Ebbene, qui mi sento direttamente chiamato in causa, perché in questo scherzo che sta andando avanti da troppi anni, la mera ipotesi accademica è, caro Agostini, esattamente ciò a cui gli enti pubblici sono obbligati per legge a dare credito. Queste amministrazioni pubbliche devono rendere conto di come i soldi pubblici vengono spesi e, giustamente, trattando di materia archeologica, si affidano ad altri pubblici ufficiali che, all’interno delle competenze loro attribuite dallo Stato, certifichino “le realtà storiche” a cui destinarli. Da oggi “la mera ipotesi accademica” non ha più intenzione di essere beffeggiata da chicchessia e ciò significa che mentre l’ipotesi della “Flaminia minore” è più che giustificata, molto meno lo è quella della fantomatica “Flaminia militare”. Anzi, dalle risultanze agli atti, se a quella via si vorrà proprio dare un nome, quello dovrà essere di “Via Claudia”, secondo quanto attestato dalle fonti storiche.

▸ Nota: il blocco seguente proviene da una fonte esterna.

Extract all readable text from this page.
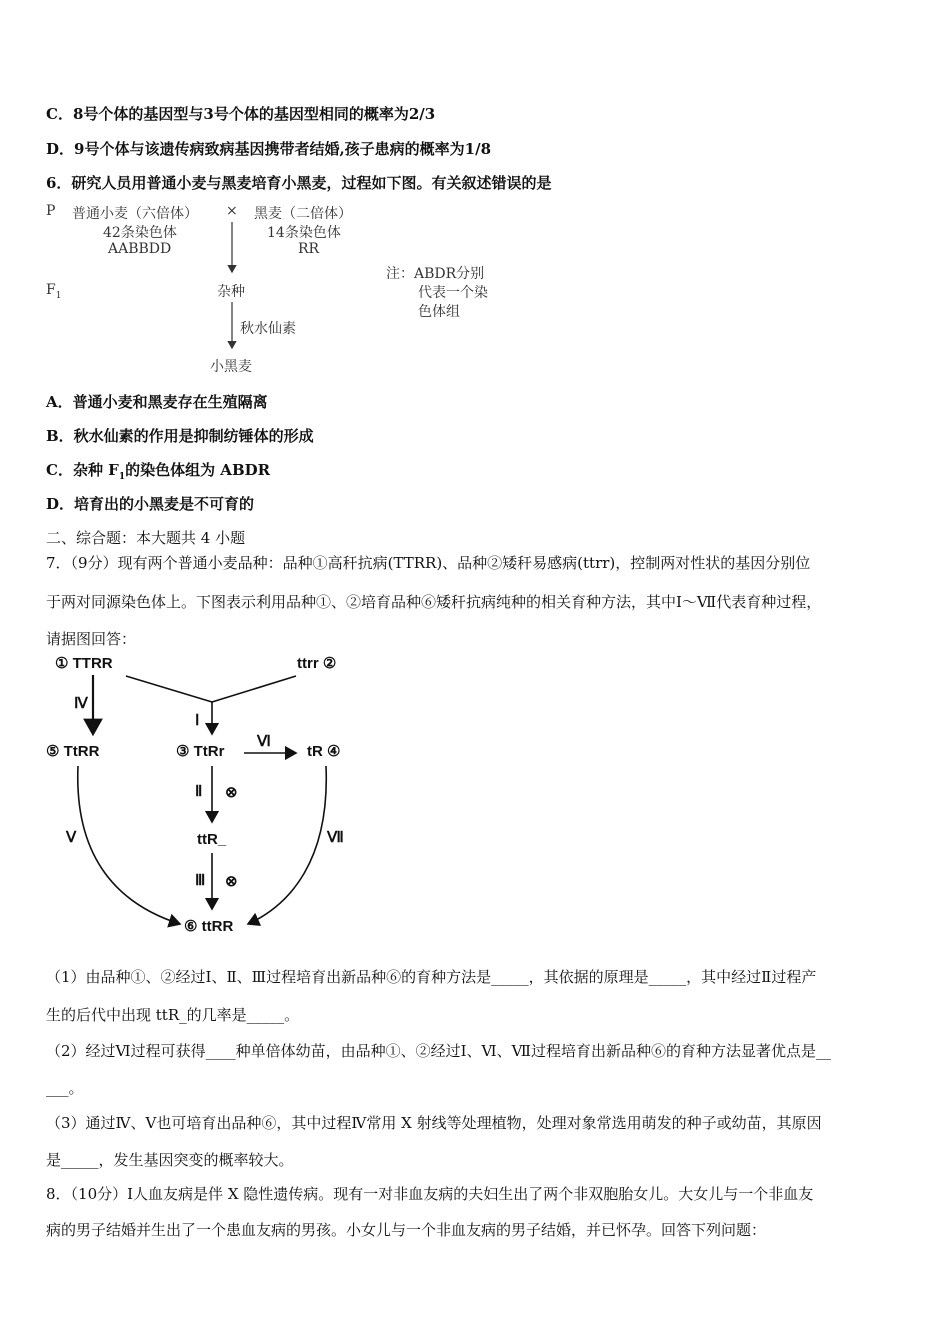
C．8号个体的基因型与3号个体的基因型相同的概率为2/3
D．9号个体与该遗传病致病基因携带者结婚,孩子患病的概率为1/8
6．研究人员用普通小麦与黑麦培育小黑麦，过程如下图。有关叙述错误的是
P 普通小麦（六倍体） × 黑麦（二倍体）
42条染色体
AABBDD
14条染色体
RR
$F_1$	杂种
秋水仙素
小黑麦
注：ABDR分别
代表一个染
色体组
A．普通小麦和黑麦存在生殖隔离
B．秋水仙素的作用是抑制纺锤体的形成
C．杂种 $F_1$的染色体组为 ABDR
D．培育出的小黑麦是不可育的
二、综合题：本大题共 4 小题
7．（9分）现有两个普通小麦品种：品种①高秆抗病(TTRR)、品种②矮秆易感病(ttrr)，控制两对性状的基因分别位
于两对同源染色体上。下图表示利用品种①、②培育品种⑥矮秆抗病纯种的相关育种方法，其中Ⅰ～Ⅶ代表育种过程，
请据图回答：
① TTRR	ttrr ②
⑤ TtRR	③ TtRr	tR ④
ttR_
⑥ ttRR
Ⅳ
Ⅰ
Ⅵ
Ⅱ ⊗
Ⅲ ⊗
Ⅴ	Ⅶ
（1）由品种①、②经过Ⅰ、Ⅱ、Ⅲ过程培育出新品种⑥的育种方法是_____，其依据的原理是_____，其中经过Ⅱ过程产
生的后代中出现 ttR_的几率是_____。
（2）经过Ⅵ过程可获得____种单倍体幼苗，由品种①、②经过Ⅰ、Ⅵ、Ⅶ过程培育出新品种⑥的育种方法显著优点是__
___。
（3）通过Ⅳ、Ⅴ也可培育出品种⑥，其中过程Ⅳ常用 X 射线等处理植物，处理对象常选用萌发的种子或幼苗，其原因
是_____，发生基因突变的概率较大。
8．（10分）Ⅰ人血友病是伴 X 隐性遗传病。现有一对非血友病的夫妇生出了两个非双胞胎女儿。大女儿与一个非血友
病的男子结婚并生出了一个患血友病的男孩。小女儿与一个非血友病的男子结婚，并已怀孕。回答下列问题：
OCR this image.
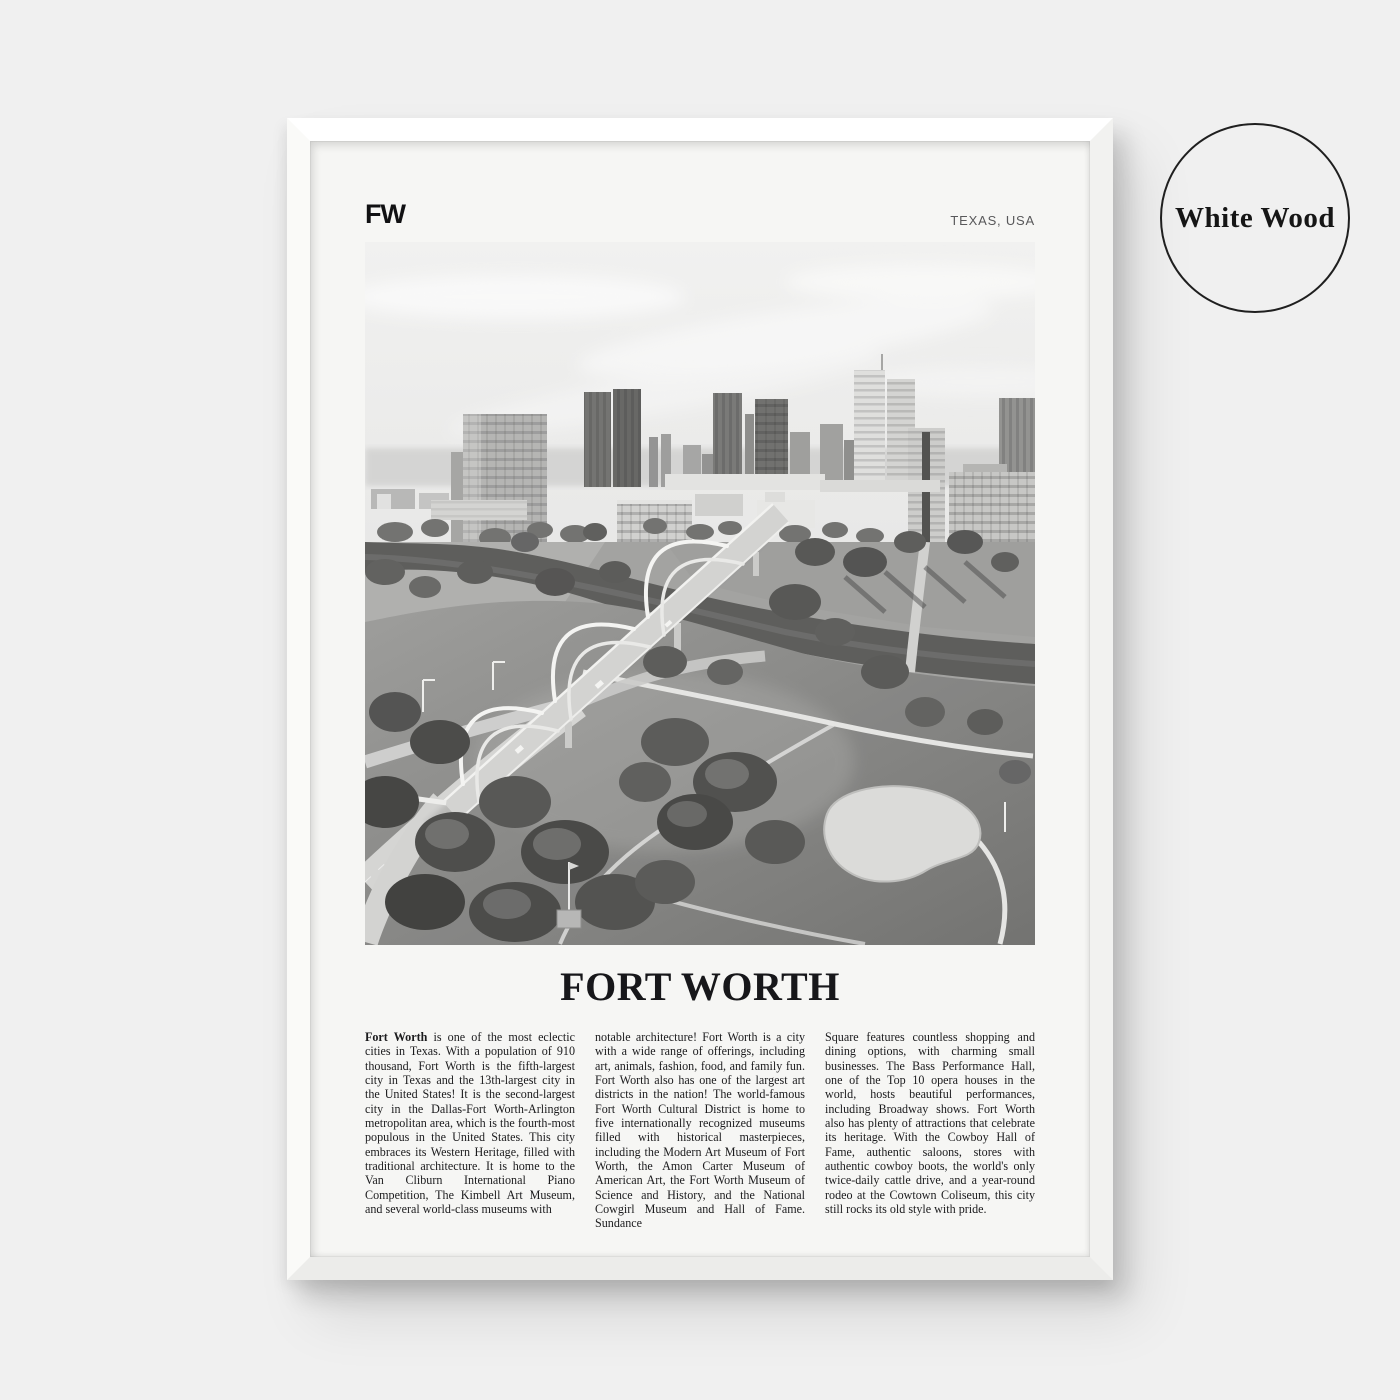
FW	TEXAS, USA
FORT WORTH

Fort Worth is one of the most eclectic cities in Texas. With a population of 910 thousand, Fort Worth is the fifth-largest city in Texas and the 13th-largest city in the United States! It is the second-largest city in the Dallas-Fort Worth-Arlington metropolitan area, which is the fourth-most populous in the United States. This city embraces its Western Heritage, filled with traditional architecture. It is home to the Van Cliburn International Piano Competition, The Kimbell Art Museum, and several world-class museums with

notable architecture! Fort Worth is a city with a wide range of offerings, including art, animals, fashion, food, and family fun. Fort Worth also has one of the largest art districts in the nation! The world-famous Fort Worth Cultural District is home to five internationally recognized museums filled with historical masterpieces, including the Modern Art Museum of Fort Worth, the Amon Carter Museum of American Art, the Fort Worth Museum of Science and History, and the National Cowgirl Museum and Hall of Fame. Sundance

Square features countless shopping and dining options, with charming small businesses. The Bass Performance Hall, one of the Top 10 opera houses in the world, hosts beautiful performances, including Broadway shows. Fort Worth also has plenty of attractions that celebrate its heritage. With the Cowboy Hall of Fame, authentic saloons, stores with authentic cowboy boots, the world's only twice-daily cattle drive, and a year-round rodeo at the Cowtown Coliseum, this city still rocks its old style with pride.

White Wood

Un pubblico ufficiale deve pensare all’interesse generale, e tale ambito va esteso anche alla corretta attribuzione del concetto di bene culturale. Cosa vieta allora di considerare entrambe le direttrici come luoghi da valorizzare? Perché non ammettere che la “Flaminia minore” passi tra l’Idice e il Sillaro e che un’altra direttrice, ugualmente importante, detta anticamente via “Claudia”, passi per il Setta-Savena? La verità è che l’unica cosa che lo vieta è quel piccolo peccato di superbia iniziale di aver voluto ribattezzare la “via Claudia” “via Flaminia militare”, per cui ora, con tutto quello che è stato scritto, non si può più tornare indietro e ammettere l’errore.
Agli occhi di un professionista della ricerca non ci sarebbe nulla di male a farlo, perché siamo in presenza del tipico errore che tutti abbiamo fatto nei primi, entusiasmanti, passi della libera ricerca: quello cioè di credere al detto “chi cerca trova”, pensando che ciò significasse che ”chi cerca trova quello che sta cercando”. Così non è, e noi archeologi sappiamo bene, attraverso un lungo corso di studi e di esperienze sul campo che merita ora rispetto, che la verità è l’esatto contrario, perché, in verità, “chi cerca trova sempre quello che non sta cercando”. E l’unica cosa che, in questo pur meritevole esercizio, caro Agostini, noi troveremo sempre e comunque, altro non è che la misura dei nostri stessi limiti.
Cordialmente,
Prof. Antonio Gottarelli
Direttore Museo Civico Archeologico di Monterenzio e dell’Area d’Interesse Archeologico Naturalistico di Monte Bibele; Direttore Centro di Ricerca Te.m.p.l.a; Dipartimento di Storia Culture Civiltà – Alma Mater Studiorum – Università di Bologna – P.zza S. Giovanni in Monte n. 2 – 40124 Bologna.